National police chief Mohamad Fuzi Harun said two men aged 46 and 27, and a 26-year-old woman, were arrested under tough sedition laws Tuesday for allegedly posting insulting remarks about the abdication on Facebook and Twitter.
The trio face up to three years in jail if found guilty.
While their role is ceremonial, Muslim-majority Malaysia’s royalty command great respect, and criticising them is seen as deeply offensive. People are regularly arrested under the colonial-era sedition act for insulting royals.
But Latheefa Koya, executive director of rights group Lawyers for Liberty, criticised the arrests, telling AFP: “The police should not give in to mob rule amid the push by some people for the authorities to act.”
A statement from the group, which pushes for legal reforms, added that the sedition act was a “draconian piece of legislation” and it was shocking Malaysia’s new administration was using it.

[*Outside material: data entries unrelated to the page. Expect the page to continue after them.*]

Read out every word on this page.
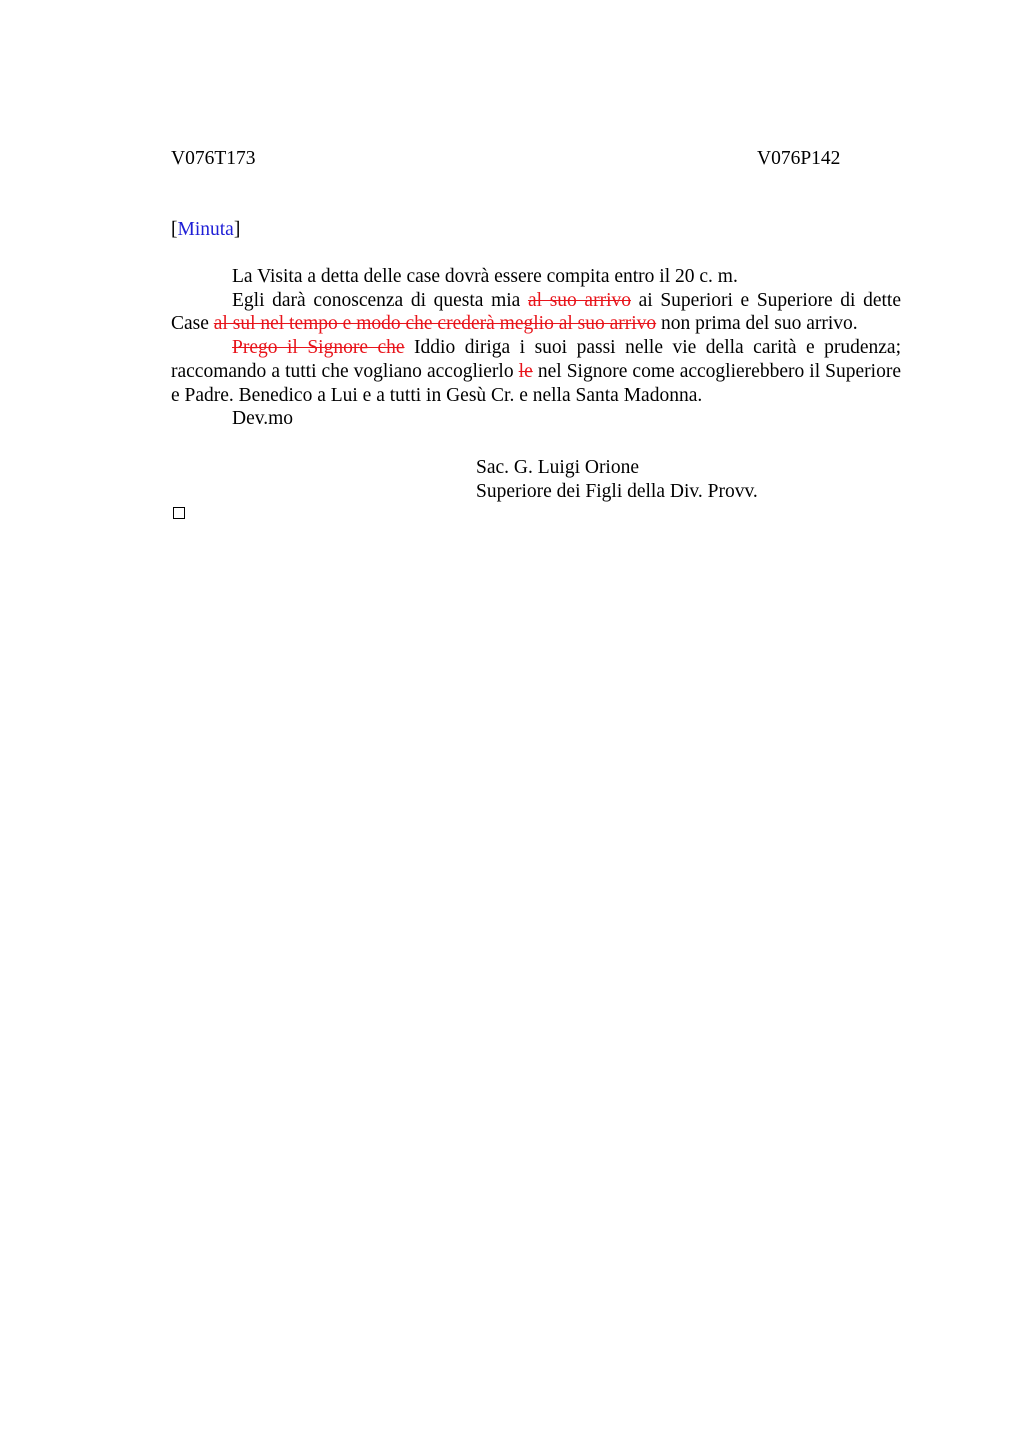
V076T173	V076P142
[Minuta]

La Visita a detta delle case dovrà essere compita entro il 20 c. m.

Egli darà conoscenza di questa mia al suo arrivo ai Superiori e Superiore di dette Case al sul nel tempo e modo che crederà meglio al suo arrivo non prima del suo arrivo.

Prego il Signore che Iddio diriga i suoi passi nelle vie della carità e prudenza; raccomando a tutti che vogliano accoglierlo le nel Signore come accoglierebbero il Superiore e Padre. Benedico a Lui e a tutti in Gesù Cr. e nella Santa Madonna.

Dev.mo

Sac. G. Luigi Orione
Superiore dei Figli della Div. Provv.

The government, which came to power last year after ousting an authoritarian regime, had pledged in its election manifesto to abolish the act and several other laws seen as repressive but is yet to do so.
Prime Minister Mahathir Mohamad also suggested authorities should not overzealously target people accused of posting insults.
“With regards to freedom of speech, if someone speaks factually, you cannot criminalise the person,” he said. “If we shut everyone’s mouth … even when a crime has happened, then there will be injustice in the country.”